WPAA

Andover, Massachusetts; United States;
- Broadcast area: Merrimack Valley
- Frequency: 91.7 MHz
- Branding: Phillips Academy Radio

Ownership
- Owner: Phillips Academy; (Trustees of Phillips Academy);

History
- First air date: May 1, 1965
- Last air date: 2003
- Call sign meaning: "Phillips Academy Andover"

Technical information
- Licensing authority: Federal Communications Commission
- Facility ID: 68237
- Class: A
- ERP: 25 watts
- HAAT: 64 meters (210 ft)
- Transmitter coordinates: 42°38′53.17″N 71°07′49.22″W﻿ / ﻿42.6481028°N 71.1303389°W

Links
- Public license information: Public file; LMS;

= WPAA (Massachusetts) =

WPAA was a radio station, broadcasting from the campus of Phillips Academy in Andover, Massachusetts. Founded using Phillips alum and then-NBC president Robert Sarnoff's gift of $15,000, the station was launched in 1965 by a host of famous personalities, including Bob Hope, Jack Lemmon, David Brinkley, Sammy Davis Jr., and Hugh Downs. The station's signal was powered by a 33 watt transmitter and reached over 104 square kilometers, which, at launch, had the potential to reach over 150,000 people.

Following the loss of Phillips Academy's station equipment and the general decline of radio, WPAA refocused resources as a music studio, offering recording opportunities for student performers and providing live sound equipment for nearly all campus events, including the station's "Battle of the Bands" every spring.

==History==
WPAA was licensed on April 26, 1965; it signed on May 1. It was a 10-watt station on 91.7 FM broadcasting from Evans Hall. The station later increased its power to 25 watts in 1984.

The Federal Communications Commission (FCC) canceled WPAA's license in November 2004, as the station had been off the air for more than a year. The Andover public school system had attempted to take over operations several years prior. With the deletion of the FM license, the station went Internet-only at WPAA.com. Additionally, Evans Hall was demolished in 2004, and the station was relocated to the basement of Morse Hall.
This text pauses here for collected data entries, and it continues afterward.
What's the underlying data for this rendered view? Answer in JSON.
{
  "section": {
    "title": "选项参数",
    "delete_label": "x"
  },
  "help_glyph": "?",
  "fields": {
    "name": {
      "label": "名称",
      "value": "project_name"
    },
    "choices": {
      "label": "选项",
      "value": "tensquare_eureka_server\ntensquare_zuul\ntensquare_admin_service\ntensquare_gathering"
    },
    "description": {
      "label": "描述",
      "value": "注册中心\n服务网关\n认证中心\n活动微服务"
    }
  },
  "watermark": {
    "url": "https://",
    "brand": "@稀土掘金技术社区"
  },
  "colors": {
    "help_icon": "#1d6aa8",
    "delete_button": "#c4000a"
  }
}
The deletion of WPAA's license prompted two further changes. Commercial station WXRV relocated its city of license from Haverhill to Andover, becoming the first and only radio service for the town, and Newburyport's WNEF 91.7 altered its signal pattern to put more power toward Andover. Lowell's WUML 91.5 was built with a directional signal to protect WPAA, which still is used even though there is no longer an adjacent nearby station to protect.

A decrease in student attention to the organization saw a decline in activity throughout the late 2010s, ceasing entirely by the end of 2019. By 2022, however, the station has begun rebuilding its presence on the Phillips Academy campus, with a focus on the future of music after radio.